その7ヶ月後の参議院選挙に今度は社会市民連合から立候補する菅氏に、「7月10日の参院選挙に対する私の立場」と題して市川女史は、「衆議院で落ちたから参議院に出る、それも無所属が望ましいのに、社会市民連合という政党に参加したのは賛成しがたい」と苦言を呈し、「彼は彼の代表している『参加民主主義をめざす市民の会』の総会で、『会に相談なく、会が参加しているように誤解させた』ことを責められ、退会したと新聞に出ていたが、それはきわめてまづい。彼の大成のために惜しむ次第である」と“正辞”(せいじ)しています。
星霜(せいそう)を経て去る4日、「原点を大事に忘れないでいきたい」と新宿駅西口での街頭演説前、代々木の市川房枝記念会を久方振りに訪れた菅氏は、「政治と浄化を訴えつづけられた市川先生の思いをこれからも大切にしてゆきます」と記名帳に記しました。
「理想なき現実は、ひたすら欲望を追求し、打算と腐敗をつくりだす。

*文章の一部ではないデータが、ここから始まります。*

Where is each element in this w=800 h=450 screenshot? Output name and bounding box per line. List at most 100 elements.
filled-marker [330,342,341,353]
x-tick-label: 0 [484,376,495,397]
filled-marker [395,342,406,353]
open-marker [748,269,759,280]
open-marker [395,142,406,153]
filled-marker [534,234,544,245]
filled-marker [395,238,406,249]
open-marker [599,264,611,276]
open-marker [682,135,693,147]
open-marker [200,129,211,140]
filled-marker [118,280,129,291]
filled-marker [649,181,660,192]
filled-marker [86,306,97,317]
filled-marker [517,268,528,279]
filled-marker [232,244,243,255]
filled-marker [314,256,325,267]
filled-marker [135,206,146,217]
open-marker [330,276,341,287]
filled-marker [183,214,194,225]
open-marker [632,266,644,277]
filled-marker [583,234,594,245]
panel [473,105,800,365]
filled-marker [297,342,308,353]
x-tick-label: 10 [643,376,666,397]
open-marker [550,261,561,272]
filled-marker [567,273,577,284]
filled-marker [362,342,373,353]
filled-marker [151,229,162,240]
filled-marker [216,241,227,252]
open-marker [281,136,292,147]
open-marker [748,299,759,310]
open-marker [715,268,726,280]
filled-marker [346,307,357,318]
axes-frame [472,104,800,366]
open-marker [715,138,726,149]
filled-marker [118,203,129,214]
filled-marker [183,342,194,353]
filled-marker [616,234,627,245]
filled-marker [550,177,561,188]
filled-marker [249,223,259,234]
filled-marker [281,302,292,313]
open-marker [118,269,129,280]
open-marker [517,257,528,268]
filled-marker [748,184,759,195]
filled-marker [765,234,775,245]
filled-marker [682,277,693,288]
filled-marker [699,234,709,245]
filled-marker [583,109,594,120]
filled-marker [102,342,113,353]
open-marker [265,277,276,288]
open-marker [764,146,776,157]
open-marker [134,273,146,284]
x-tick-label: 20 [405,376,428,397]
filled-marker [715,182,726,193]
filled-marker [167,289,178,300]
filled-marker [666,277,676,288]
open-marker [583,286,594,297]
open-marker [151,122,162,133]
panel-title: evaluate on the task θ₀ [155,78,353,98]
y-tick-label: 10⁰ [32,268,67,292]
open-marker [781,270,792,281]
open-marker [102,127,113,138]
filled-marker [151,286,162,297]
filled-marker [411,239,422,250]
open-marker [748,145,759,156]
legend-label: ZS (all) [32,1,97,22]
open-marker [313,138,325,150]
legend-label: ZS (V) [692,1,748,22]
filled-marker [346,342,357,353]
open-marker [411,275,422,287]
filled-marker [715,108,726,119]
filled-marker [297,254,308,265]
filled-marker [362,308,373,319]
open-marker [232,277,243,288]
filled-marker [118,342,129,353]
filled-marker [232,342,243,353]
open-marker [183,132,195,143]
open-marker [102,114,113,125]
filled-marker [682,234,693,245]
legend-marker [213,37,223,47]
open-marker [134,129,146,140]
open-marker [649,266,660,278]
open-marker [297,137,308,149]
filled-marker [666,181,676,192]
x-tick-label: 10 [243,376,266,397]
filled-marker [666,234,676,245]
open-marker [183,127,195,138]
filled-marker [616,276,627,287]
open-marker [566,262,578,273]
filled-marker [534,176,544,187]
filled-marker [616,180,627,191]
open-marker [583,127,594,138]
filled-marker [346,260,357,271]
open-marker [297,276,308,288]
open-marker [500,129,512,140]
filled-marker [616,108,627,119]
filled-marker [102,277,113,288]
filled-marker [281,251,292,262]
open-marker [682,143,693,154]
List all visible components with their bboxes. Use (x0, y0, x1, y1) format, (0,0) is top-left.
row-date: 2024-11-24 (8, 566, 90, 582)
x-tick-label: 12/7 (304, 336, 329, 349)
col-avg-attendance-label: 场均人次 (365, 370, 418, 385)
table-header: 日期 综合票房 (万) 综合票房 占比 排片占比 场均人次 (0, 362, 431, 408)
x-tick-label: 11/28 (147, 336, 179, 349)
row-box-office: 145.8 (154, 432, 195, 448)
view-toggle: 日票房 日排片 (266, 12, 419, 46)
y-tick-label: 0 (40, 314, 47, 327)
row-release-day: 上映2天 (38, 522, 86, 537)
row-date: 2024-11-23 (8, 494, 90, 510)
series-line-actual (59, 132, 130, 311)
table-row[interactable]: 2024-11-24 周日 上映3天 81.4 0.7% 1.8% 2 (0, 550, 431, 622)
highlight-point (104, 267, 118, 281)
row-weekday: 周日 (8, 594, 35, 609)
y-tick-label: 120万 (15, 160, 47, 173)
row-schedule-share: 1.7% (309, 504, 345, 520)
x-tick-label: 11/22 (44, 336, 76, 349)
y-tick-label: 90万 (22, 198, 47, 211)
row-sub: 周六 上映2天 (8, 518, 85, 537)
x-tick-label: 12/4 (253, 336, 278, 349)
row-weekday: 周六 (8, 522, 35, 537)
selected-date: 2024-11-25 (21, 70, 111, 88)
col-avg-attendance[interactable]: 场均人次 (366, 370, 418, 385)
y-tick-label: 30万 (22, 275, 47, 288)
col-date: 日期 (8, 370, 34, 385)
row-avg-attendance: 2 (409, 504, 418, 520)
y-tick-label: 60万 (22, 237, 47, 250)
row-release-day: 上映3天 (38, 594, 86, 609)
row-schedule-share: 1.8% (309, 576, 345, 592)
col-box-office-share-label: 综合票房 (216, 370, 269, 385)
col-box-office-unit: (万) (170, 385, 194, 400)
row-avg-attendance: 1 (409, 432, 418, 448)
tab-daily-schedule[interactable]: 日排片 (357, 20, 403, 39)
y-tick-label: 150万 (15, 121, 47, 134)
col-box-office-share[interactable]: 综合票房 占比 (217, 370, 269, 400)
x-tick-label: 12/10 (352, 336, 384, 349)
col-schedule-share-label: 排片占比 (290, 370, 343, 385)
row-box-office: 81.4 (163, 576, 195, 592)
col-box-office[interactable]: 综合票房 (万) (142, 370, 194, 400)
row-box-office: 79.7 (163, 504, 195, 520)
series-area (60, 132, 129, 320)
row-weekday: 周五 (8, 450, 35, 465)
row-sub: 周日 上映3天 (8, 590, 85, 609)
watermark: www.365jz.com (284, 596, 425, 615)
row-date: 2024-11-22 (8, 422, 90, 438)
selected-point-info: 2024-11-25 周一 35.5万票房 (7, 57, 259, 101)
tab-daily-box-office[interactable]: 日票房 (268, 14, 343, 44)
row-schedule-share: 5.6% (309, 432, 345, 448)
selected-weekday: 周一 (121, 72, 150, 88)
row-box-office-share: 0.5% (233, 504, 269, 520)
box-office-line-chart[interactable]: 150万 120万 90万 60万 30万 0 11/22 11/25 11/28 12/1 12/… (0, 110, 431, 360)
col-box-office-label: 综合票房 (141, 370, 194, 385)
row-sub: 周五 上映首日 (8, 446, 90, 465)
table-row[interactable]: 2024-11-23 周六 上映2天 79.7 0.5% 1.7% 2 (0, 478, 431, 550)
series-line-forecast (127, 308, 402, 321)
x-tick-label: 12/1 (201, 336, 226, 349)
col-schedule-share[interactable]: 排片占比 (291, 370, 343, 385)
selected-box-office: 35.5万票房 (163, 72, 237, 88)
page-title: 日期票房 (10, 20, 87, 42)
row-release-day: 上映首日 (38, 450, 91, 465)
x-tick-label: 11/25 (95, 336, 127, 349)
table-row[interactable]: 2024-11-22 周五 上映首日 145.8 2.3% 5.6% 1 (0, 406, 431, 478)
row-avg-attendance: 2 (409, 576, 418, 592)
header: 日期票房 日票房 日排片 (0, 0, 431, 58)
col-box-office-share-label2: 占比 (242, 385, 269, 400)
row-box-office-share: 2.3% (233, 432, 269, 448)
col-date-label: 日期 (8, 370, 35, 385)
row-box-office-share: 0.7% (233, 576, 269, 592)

私たちが見せつけられているのは・・・市民運動家が権力を手にしたとたん、権力闘争が習い性となってしまった凡庸(ぼんよう)な俗人の顔である」。
その洞察力と筆致力に予(かね)てから一目も二目も置く作家の高村薫女史が既に先月上旬、「AERA」誌の連載で看破していた一節を、文筆に於いても政治に於いても凡俗に過ぎぬ僕は、復誦(ふくしょう)しました。